Various studies have demonstrated the higher accuracy and reproducibility of ultrasonographic determination of fetal occiput position as compared with traditional digital examination. There are good reasons to support the use of ultrasound as the gold standard in the assessment of fetal position, particularly when the result of the clinical examination is uncertain, and possibly prior to any instrumental delivery. Many approaches have been suggested to determine fetal occiput position with ultrasound: transperineal, transvaginal and transabdominal ones. Although the best approach is still unknown, the transabdominal one is the most widely used and practical approach. The aim of this article and of the accompanying figures, slides and videoclips is to provide a simple and practical guide to determining accurately and rapidly the fetal occiput position when this information is judged to be clinically relevant.
Placing the ultrasound probe horizontally on the maternal abdomen, a transverse view of the fetal trunk is obtained at the level of the fetal upper abdomen or the four-chamber view of the heart. The position of the fetal spine is then determined. The ultrasound transducer is then moved downwards until the maternal suprapubic region is reached, visualizing the fetal head. The landmarks depicting fetal occiput position are the midline cerebral echo (Figure 1), fetal thalami (Figure 1a) and cerebellum (Figure 1b) for occiput transverse and anterior positions, and the fetal orbits for occiput posterior position (Figure 2). In cases of occiput anterior positions, the fetal spine can be alternatively or additionally demonstrated in the sagittal plane and traced from the fetal thorax to the occiput (Figure 3). The sagittal plane can be useful, especially in fetuses with a deeply engaged head, in which identification of the intracranial landmarks can be challenging, and can occasionally help in the diagnosis of some fetal head malpositions.

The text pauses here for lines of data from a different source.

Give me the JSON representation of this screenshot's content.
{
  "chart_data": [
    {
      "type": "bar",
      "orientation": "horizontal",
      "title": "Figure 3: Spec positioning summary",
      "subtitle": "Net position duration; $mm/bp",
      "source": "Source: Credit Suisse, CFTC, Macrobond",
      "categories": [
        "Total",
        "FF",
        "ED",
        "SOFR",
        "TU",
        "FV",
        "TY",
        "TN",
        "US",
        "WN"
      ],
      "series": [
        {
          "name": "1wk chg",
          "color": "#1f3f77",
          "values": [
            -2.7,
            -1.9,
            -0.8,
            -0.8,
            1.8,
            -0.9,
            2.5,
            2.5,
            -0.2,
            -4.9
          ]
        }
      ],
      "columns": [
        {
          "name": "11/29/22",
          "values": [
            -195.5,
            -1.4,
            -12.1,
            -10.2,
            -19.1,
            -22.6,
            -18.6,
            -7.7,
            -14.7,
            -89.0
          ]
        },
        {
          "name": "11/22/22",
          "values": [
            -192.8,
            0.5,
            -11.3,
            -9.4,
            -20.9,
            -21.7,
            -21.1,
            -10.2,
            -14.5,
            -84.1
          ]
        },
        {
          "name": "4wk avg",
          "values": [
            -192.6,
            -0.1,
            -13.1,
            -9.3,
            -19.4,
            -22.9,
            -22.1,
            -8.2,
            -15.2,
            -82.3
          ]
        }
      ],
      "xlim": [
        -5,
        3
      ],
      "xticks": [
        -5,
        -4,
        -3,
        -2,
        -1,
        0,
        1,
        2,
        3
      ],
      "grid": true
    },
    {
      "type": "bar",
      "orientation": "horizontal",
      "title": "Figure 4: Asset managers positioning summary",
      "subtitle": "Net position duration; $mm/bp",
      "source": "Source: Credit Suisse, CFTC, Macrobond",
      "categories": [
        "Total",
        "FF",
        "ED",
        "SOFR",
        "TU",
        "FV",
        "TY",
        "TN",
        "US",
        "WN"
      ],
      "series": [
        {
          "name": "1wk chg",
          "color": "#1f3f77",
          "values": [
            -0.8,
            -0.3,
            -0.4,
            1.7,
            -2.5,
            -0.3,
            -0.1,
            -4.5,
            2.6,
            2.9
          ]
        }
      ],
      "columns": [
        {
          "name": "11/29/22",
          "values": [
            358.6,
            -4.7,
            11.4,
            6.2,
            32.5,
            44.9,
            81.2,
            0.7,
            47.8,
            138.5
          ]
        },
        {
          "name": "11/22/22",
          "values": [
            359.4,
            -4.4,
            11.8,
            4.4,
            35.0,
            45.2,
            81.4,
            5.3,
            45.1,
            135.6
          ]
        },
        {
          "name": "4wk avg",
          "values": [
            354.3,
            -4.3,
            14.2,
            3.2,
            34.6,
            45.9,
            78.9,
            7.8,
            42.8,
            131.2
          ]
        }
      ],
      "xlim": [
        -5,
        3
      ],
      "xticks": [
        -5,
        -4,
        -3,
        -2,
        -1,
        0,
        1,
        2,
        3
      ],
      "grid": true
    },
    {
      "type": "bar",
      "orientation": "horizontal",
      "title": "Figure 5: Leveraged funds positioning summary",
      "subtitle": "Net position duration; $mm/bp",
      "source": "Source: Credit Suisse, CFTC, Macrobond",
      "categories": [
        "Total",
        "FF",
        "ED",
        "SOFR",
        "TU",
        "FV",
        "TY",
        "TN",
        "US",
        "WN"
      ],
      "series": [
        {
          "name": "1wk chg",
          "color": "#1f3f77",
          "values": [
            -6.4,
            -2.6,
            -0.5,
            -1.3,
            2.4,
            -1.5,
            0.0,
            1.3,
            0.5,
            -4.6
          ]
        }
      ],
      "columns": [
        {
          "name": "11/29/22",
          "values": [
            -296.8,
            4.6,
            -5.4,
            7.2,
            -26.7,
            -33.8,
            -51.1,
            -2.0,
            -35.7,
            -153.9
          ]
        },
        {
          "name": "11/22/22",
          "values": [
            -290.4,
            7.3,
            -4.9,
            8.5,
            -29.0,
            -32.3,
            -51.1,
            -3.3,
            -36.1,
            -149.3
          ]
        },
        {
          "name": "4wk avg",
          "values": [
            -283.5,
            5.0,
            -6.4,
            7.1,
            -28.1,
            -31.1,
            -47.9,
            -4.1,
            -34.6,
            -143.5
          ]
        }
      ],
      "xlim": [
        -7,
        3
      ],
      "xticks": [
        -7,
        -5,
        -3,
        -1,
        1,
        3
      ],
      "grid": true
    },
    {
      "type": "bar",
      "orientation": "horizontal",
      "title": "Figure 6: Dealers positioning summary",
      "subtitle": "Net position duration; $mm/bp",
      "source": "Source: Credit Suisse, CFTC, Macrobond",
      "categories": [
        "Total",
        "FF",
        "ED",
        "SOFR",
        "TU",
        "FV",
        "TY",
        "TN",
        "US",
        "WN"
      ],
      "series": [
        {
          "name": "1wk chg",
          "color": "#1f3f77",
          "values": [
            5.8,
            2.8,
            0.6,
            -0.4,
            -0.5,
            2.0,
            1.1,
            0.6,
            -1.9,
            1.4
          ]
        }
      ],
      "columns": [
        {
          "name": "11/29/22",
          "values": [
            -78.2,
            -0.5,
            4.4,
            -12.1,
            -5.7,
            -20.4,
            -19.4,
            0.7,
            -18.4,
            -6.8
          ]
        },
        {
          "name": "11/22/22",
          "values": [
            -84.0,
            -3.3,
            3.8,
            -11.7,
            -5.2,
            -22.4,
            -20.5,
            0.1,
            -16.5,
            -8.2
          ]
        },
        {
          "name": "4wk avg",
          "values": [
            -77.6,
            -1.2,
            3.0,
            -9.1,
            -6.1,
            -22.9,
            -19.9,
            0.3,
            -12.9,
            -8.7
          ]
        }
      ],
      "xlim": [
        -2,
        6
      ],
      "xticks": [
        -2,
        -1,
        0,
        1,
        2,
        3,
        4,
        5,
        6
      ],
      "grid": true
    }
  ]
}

Using these landmarks, the fetal occiput position is traditionally classified as one of the following eight categories: occiput anterior (OA), left occiput anterior (LOA), left occiput transverse (LOT), left occiput posterior (LOP), occiput posterior (OP), right occiput posterior (ROP), right occiput transverse (ROT), right occiput anterior (ROA). Alternatively, some authors have suggested classification of fetal head position by angles, categorizing it into 24 sections each of 15°, with fetal head position defined in accordance with the section occupied by the occiput.